Do you have time to search for these delectable actor roles, working non-stop in Grey's Anatomy?

I still have two years left in my contract and I enjoy the time I spend in the series. Over the past year and a half working on it for me was more rewarding than ever stirred the seven years since I am working on Grey's Anatomy. I believe that the work is as an actor on a  TV series is undervalued.
Let's be honest: not everyone can play on television. Almost every actor will play three days here, a month there, not everyone knows how to work the character for years. For this you need talent and a great deck of spiritual and physical resilience. Television writers scenarios have years to fondle a scenario - they are the brightest people in the film business who can respond within a few hours walking continuously on a minefield in the form of all the bosses and TV producers.
Anyway, I do not think I'm losing so much not being in a movie. Things that interest me: emotionally intense roles, the story of loss, alienation, sadness are becoming increasingly rare in contemporary cinema.

It's surprising what you say. Most of the actors admit that they treat TV more as a state of transition in their careers.
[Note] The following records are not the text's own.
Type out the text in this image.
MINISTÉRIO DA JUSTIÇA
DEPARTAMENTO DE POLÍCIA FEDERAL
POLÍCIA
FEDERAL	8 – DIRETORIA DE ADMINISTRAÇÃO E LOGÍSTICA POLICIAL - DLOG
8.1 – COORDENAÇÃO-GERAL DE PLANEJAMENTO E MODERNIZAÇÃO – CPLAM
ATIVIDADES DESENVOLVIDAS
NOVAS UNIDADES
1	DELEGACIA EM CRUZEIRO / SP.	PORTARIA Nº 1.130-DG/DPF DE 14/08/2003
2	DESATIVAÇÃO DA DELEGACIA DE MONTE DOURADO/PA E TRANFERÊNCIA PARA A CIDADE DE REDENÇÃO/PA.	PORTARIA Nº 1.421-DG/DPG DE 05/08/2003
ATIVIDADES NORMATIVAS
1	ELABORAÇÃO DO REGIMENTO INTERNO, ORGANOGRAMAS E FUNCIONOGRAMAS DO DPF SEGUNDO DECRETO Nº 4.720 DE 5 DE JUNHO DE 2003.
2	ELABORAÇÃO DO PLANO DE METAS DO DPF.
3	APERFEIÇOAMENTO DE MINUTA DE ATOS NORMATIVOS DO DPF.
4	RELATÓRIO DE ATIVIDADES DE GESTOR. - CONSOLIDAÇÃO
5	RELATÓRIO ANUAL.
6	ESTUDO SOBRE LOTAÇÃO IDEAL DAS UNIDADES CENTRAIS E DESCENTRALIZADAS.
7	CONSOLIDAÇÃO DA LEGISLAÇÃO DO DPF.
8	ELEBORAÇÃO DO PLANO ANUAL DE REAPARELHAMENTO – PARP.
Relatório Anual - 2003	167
I also had such moments. At a certain stage in the production of Grey's Anatomy the pressure was so great, overwork so it gave me a hard time that I became ill very hard and my had only thought was: "I've got to stop." The second and third season to remember it as hell. I think a lot of people involved in the series felt similarly. What saved us was the writers' strike - we all rested and returned to work as  completely different people.
Interview by Magdalena Lankosz-Michalsk


If there are any Polish-speaking peeps out who'd like to make a correction to the translation, we'd love to hear from you. You can write in the comments or send us an e-mail (see contact details.)

1 comment :

Anonymous said...

I'm Polish and I don't see any mistakes but maybe I miss something. :D Great job!